Understanding the problem
While the need has not shifted, our innovation strategies have shifted as we learn what works. We have gained clarity about the volume of Northside men who may be able to move directly to work—with supports—but not necessarily having enrolled in a credential-bearing training opportunity. Many unemployed men have already completed training or have work experience that lends itself to direct employment. Nonetheless, data from DEED indicates that African Americans are the least successful at entering the workplace after receiving workforce training. Consequently, we have learned that a more strategic, integrated approach, which engages employers as leaders in generating solutions to this problem, can help us reach goals more quickly and sustainably. Too often, employers participate in workforce programs because they believe in the programs’ charitable missions, but do not believe in the program as a strategy for solving their worker shortages. Our model is building new relationships that challenge those perceptions by addressing hiring bias and biased perceptions about the skills of African American men through close relationships with employers that have significant of jobs to fill.
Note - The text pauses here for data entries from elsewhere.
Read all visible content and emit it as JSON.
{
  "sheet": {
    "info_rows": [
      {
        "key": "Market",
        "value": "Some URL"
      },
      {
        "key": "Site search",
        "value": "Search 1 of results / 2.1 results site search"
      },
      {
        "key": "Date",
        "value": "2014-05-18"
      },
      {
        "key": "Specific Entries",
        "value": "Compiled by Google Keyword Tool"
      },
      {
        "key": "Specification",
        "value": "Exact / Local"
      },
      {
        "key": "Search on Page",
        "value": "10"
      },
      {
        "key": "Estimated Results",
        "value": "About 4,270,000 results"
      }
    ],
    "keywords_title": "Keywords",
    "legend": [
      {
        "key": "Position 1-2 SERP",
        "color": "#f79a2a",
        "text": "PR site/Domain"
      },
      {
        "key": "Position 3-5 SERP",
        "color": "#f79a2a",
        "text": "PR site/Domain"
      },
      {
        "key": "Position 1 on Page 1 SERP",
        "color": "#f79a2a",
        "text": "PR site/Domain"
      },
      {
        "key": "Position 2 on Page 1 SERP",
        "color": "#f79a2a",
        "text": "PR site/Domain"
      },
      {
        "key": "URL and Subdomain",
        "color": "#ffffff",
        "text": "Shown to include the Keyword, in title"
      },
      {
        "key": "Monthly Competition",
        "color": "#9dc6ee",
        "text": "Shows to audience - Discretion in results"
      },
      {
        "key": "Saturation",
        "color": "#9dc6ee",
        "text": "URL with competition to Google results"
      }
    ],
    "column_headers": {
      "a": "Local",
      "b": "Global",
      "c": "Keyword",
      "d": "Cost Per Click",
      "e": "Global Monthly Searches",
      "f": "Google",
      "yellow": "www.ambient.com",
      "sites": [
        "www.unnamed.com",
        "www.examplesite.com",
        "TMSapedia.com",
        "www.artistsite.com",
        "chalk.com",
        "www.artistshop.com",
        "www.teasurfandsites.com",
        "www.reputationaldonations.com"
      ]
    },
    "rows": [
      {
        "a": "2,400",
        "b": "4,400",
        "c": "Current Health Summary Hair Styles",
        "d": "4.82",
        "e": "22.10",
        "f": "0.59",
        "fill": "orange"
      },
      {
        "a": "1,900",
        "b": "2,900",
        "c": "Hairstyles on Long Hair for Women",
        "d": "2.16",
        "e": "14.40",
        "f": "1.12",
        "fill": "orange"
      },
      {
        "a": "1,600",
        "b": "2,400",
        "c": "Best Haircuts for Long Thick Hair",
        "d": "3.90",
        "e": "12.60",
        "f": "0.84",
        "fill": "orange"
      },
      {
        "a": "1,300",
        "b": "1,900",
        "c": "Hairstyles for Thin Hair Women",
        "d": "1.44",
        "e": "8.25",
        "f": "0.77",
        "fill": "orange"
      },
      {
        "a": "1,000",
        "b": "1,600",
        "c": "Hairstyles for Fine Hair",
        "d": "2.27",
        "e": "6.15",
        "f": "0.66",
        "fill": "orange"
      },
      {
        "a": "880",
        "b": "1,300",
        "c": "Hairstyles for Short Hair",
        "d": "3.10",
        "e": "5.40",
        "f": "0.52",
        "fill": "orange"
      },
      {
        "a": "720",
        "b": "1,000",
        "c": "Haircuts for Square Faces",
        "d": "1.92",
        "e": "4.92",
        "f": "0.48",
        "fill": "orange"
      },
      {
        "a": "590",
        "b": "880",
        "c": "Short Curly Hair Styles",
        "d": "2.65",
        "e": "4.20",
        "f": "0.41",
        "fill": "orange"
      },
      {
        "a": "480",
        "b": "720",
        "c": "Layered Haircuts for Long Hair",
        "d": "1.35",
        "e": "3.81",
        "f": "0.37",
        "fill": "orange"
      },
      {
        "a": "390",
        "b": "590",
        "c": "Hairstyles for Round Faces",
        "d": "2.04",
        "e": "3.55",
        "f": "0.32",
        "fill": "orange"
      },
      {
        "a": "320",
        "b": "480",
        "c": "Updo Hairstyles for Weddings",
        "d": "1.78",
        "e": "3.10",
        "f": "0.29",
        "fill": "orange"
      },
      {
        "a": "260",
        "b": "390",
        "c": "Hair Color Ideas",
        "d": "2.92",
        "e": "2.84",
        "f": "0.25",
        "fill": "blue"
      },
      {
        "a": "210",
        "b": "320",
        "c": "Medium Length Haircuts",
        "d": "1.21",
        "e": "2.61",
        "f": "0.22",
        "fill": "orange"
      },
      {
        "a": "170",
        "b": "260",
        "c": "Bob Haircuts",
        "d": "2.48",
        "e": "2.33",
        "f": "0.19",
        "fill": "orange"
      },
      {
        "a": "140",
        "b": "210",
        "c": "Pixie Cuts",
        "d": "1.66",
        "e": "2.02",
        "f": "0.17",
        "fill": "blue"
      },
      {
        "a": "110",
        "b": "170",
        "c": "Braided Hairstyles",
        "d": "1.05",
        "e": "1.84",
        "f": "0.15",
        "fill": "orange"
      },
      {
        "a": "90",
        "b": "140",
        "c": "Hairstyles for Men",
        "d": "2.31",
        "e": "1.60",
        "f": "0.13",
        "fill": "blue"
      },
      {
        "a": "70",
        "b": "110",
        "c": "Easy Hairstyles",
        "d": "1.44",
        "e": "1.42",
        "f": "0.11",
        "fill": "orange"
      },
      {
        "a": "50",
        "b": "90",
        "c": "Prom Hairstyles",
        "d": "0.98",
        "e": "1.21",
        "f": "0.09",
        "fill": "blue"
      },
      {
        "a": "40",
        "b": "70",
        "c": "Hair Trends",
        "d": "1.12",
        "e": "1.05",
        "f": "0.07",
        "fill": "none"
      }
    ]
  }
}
If you could do it all over again…
The learning about how to communicate and engage at multiple levels within partner organizations might have prepared us better to handle staff shifts during our pilot phase, saving us some delay and ensuring we continued to recruit and train men during staff shifts. We did not fully appreciate the extent to which staff shifts and employment transitions within partner organizations would affect implementation. This is important because we projected a higher rate of employment during the pilot phase of North@Work. The good news is that we intentionally created a pilot phase so that we could learn and adjust. That is what pilots are for. What we learned during year one helped us launch a better North@Work program in July and prompted us to engage consultants who helped us build a more robust evaluation model that is helping not only us, but also our partners manage to performance.
One last thought
We are on track to meet the quantitative and qualitative performance targets outlined in our grant request. The pilot phase yielded enrollments, training starts, and employment outcomes that were meaningful. Our launch into Phase II—with significantly higher-volume targets than were expected during the pilot phase—has already brought us closer to our expected goals. We are confident that we will meet our performance targets before the next reporting opportunity in August 2018 and we feel confident that our lessons learned will help other community based organizations, and other foundations, including the Bush Foundation, continue to innovate in this field.